Luca de Meo, nouveau DG de Renault : une option logique mais dangereuse

Renault a désigné Luca de Meo comme nouveau directeur général du groupe. La nomination de l’Italien, qui ne prendra ses fonctions qu’en juillet prochain, présente des risques à plus d’un titre.

 

Luca de Meo : un expert du marketing qui a déjà traité avec les japonais

Après des mois de rumeurs et d’attente, le conseil d’administration de Renault a tranché. Le nouveau patron du groupe s’appelle Luca de Meo. Cet Italien de 52 ans a fait ses preuves chez Seat, l’une des douze marques de l’empire Volkswagen. Il sera directeur général; en clair il sera le patron opérationnel de Renault et travaillera en tandem avec Jean-Dominique Senard, le président du Conseil d’administration. Seulement, il n’arrivera pas chez Renault avant début juillet. Son arrivée est retardée à cause d’une clause de non-concurrence qui lui interdit de débarquer du jour au lendemain chez un rival de Volkswagen. Le blocage aurait pu durer deux ans mais Renault a payé pour que de Luca de Meo arrive un peu plus vite.

 

 

L’homme a bonne réputation et est déjà un vrai spécialiste de l’automobile; un « car guy » comme on dit. Il a fait toute sa carrière dans l’automobile en passant par Renault, Fiat, Toyota, Audi et Seat. Et puis, il connaît un peu les Japonais puisqu’il a travaillé chez Toyota. Atout non-négligeable quand on sait l’importance de la relation entre Renault et son partenaire nippon Nissan. Autre qualité, il est aussi un expert reconnu du marketing et des marques. Et cette compétence lui sera utile car même si le design des Renault s’est amélioré, il faut remettre l’accent sur le produit face à la concurrence du groupe PSA (Peugeot-Citroën-Opel), plus imaginatif depuis trois ans.

 

La fin du copinage dans les conseils d’administration

Est-ce un bon choix ? L’avenir le dira.

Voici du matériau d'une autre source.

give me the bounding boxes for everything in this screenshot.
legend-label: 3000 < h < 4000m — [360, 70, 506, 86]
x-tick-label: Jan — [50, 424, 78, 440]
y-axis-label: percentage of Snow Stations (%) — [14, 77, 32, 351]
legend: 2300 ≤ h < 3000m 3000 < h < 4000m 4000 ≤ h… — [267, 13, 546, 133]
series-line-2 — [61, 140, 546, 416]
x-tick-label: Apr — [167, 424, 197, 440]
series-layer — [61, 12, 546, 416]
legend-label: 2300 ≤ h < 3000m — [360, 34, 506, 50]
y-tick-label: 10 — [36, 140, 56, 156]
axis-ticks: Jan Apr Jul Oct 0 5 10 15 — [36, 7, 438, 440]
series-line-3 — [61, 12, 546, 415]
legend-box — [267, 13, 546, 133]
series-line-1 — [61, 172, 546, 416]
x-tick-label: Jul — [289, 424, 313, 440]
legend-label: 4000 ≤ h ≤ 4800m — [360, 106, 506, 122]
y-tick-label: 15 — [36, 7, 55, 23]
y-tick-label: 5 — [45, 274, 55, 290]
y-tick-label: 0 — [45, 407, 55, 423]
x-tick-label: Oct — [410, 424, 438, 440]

Mais sa nomination constitue un risque. Déjà parce qu’il n’arrive que dans 5 mois, alors que Renault est en crise de management depuis novembre 2018 et l’arrestation de Carlos Ghosn. Et puis, il n’a jamais dirigé un vrai groupe avec autant d’enjeux technologiques et industriels. Seat, là où il a officié, est une division de Volkswagen, qui fournit des plateformes et des moteurs. Chez Renault, il devra tout gérer et à une autre échelle. Sur le plan culturel, sa nationalité italienne n’est pas un problème a priori puisqu’il est francophone. D’autant qu’il ne serait pas le premier patron étranger à la tête d’une entreprise française (PSA, Axa, Air France, Sanofi). L’important, c’est sa compétence, pas la couleur de son passeport. Mais le fait qu’on aille de plus en plus souvent chercher des talents hors de nos frontières montre bien qu’on a un peu changé de monde. Les conseils d’administration sont plus sérieux et obéissent moins à des logiques de copinage ou de réseaux (ENA, polytechnique…).